Large part of Slavic population in Europe lives in cold areas especially Russians, Belorussians and Poles in European North, but also other Slavs live in cold mountainous areas of Balkans, Carpathians and Silesia. This is why various fur clothing products have been made in history of these lands. The long harsh winters of the Baltic sea for Poles or even harsher winters of Russian Siberia are the times of a year when you wouldn’t like to be under-dressed. For example if you ask any tourist how was their time in Russia, one of the things they will certainly mention is the deep freeze.
This is why Slavic people have mastered the ways to protect against the cold: warm house, a hot meal, and of course good fur. Fur in ancient time was more valuable than money itself, just look at Croatian national currency “Kuna”. Kuna is a animal belonging to Marten branch of animals and it was valuable because of its fur. Most trade was made with fur, so taking that name for their currency can reflect how important fur trading was in the old times. In early Russia fur was also used for everything, from paying goods to paying taxes.
Interesting fact is that until our modern times 20% of national Russian income to their national treasury was made of fur trade. Their treasury accepted furs of fox, beaver, sable, kuny and other types of fur up to 1739. It was a real business back in those times that had a deep organizational level that also even intertwined with local Churches. Each parish would secure a certain amount of fur hunters that would operate on its territory and furs would be gathered there in its treasury. With time the need for furs was getting larger so people started to hunt weasels, foxes, beavers and since XVI even wolves and polar bears. The most expensive ones were those of Polar bears, mostly because it was so difficult to obtain them. When merchants would evaluate furs that were brought to them by hunters a lot of things would be taken into account. For example, the season when the animal was killed is very important, if it was killed in beginning of the winter it would be the most highly priced.
Also furs hair was well inspected, things like is it sufficient thick? Its length? or does it shine well? In Novgorod area during the XIV century it was strictly forbidden to do summer hunting for fur-bearing animals, it was considered a waste as animals fur is worst during summer do to their shedding. Any deficiency in the hair was considered a defect, because of which the fur price would be significantly reduced, but the master-hunters could catch the animal so deftly that the wound marks do not leave any traces of damage on skins.
The fur products weren’t there only because of their “heating” function, it was also a sign of prosperity to its owner. Poor people usually wouldn’t have money for a nice fur coat, and this is a thing that even today can be seen to a certain point.
For others fur had a unusual another role: fur served as a talisman against evil forces; apparently fur transferred properties of the beast on his own skin. The main thing is to believe that it helps: the rest will follow. Isn’t it common in movies or video games to see some rugged warriors with animal furs over them as a trophy of their kill and a talisman of their strengths?

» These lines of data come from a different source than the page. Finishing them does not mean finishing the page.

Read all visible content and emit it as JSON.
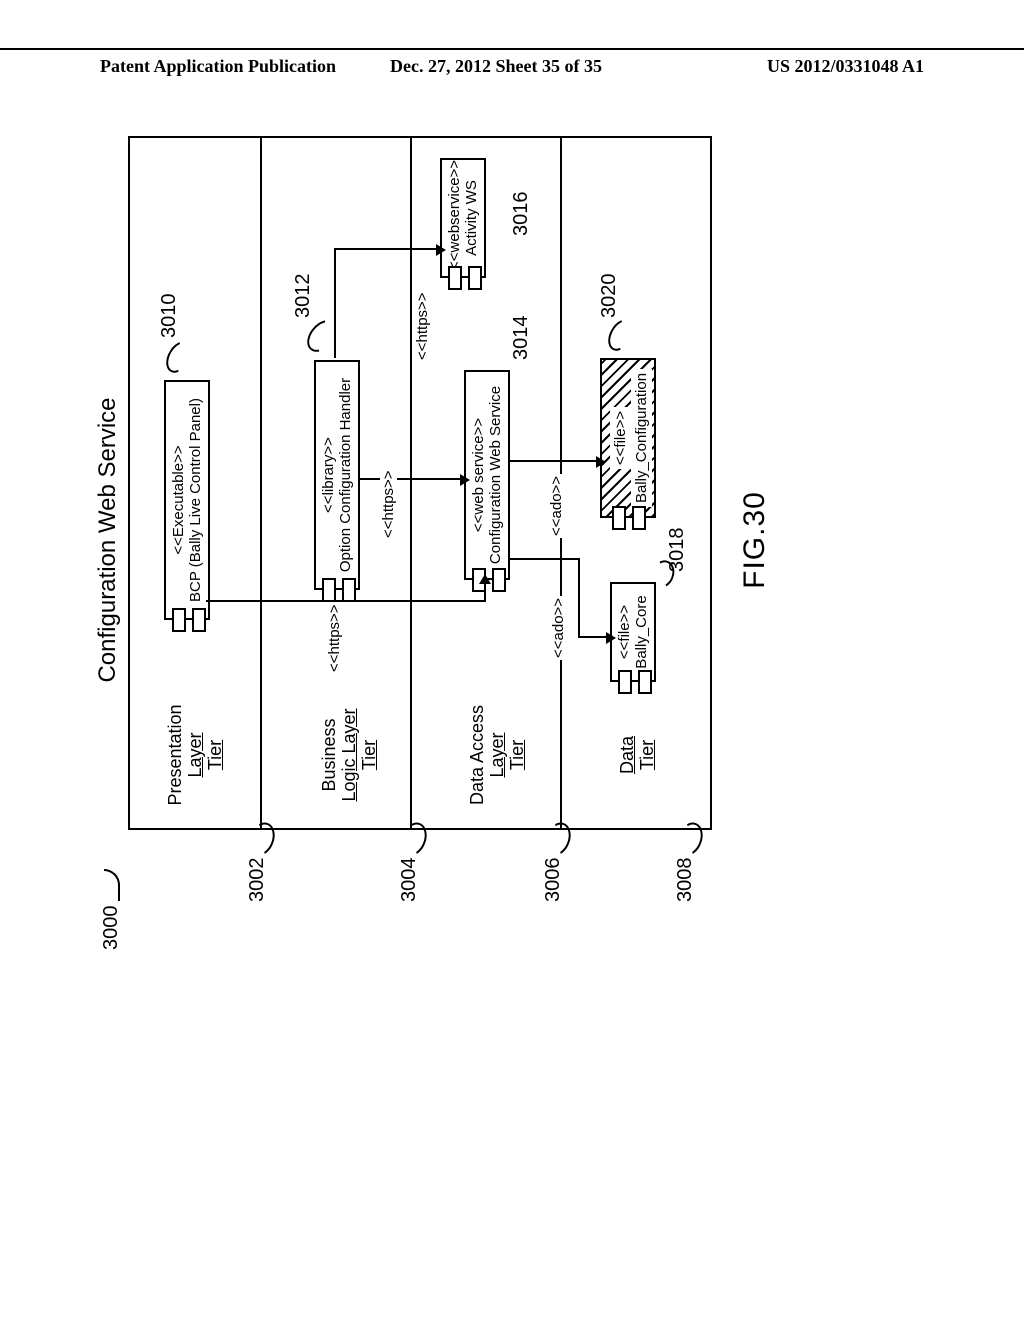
{
  "header": {
    "left": "Patent Application Publication",
    "center": "Dec. 27, 2012  Sheet 35 of 35",
    "right": "US 2012/0331048 A1"
  },
  "title": "Configuration Web Service",
  "figure_label": "FIG.30",
  "ref_labels": {
    "r3000": "3000",
    "r3002": "3002",
    "r3004": "3004",
    "r3006": "3006",
    "r3008": "3008",
    "r3010": "3010",
    "r3012": "3012",
    "r3014": "3014",
    "r3016": "3016",
    "r3018": "3018",
    "r3020": "3020"
  },
  "tiers": {
    "t1a": "Presentation",
    "t1b": "Layer",
    "t1c": "Tier",
    "t2a": "Business",
    "t2b": "Logic Layer",
    "t2c": "Tier",
    "t3a": "Data Access",
    "t3b": "Layer",
    "t3c": "Tier",
    "t4a": "Data",
    "t4b": "Tier"
  },
  "components": {
    "c3010s": "<<Executable>>",
    "c3010n": "BCP (Bally Live Control Panel)",
    "c3012s": "<<library>>",
    "c3012n": "Option Configuration Handler",
    "c3014s": "<<web service>>",
    "c3014n": "Configuration Web Service",
    "c3016s": "<<webservice>>",
    "c3016n": "Activity WS",
    "c3018s": "<<file>>",
    "c3018n": "Bally_Core",
    "c3020s": "<<file>>",
    "c3020n": "Bally_Configuration"
  },
  "conn": {
    "https": "<<https>>",
    "ado": "<<ado>>"
  }
}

Fur in old times had a sky-high price, some say that during XIV-XVI centuries you could buy 6000 chickens or 1200 pounds of wheat for one fashionable healthy fur coat. It was such a successful trade that having a nice fur coat in those times was like having a BMW car today, in other words a matter of prestige.
All these magnificent products were decorated by hand and kept within the family as a relic, inherited from knee to knee. However, average man was not that rich so usually average or poor people walked in sheep skin, especially common in mountainous populations of Serbia, Croatia, Bosnia and Slovakia.
One of the most expansive furs (besides the Polar bears) was that of black and polar foxes. It was valued above all others, so Ukrainian traders were very focused on them and later would sell them on Lviv markets for sky-high prices.
In Siberia, well there it was another story. There was so much animals and fur, people would exchange few skins for just a good iron pot so as you can see the price and value of a fur also would vary on the location where it was sold.
Some animals because of the blooming fur trade were even almost extinct, like the European bison in Poland and Belarus. This was a reason why countries started to place limits for hunters per year, to keep the animals numbers in somewhat healthy numbers but that was too late for bisons.
In USSR fur was still one of the top three export products, how many of you have at least one fur product from Russia? Probably if you are European, you have at least one in your family.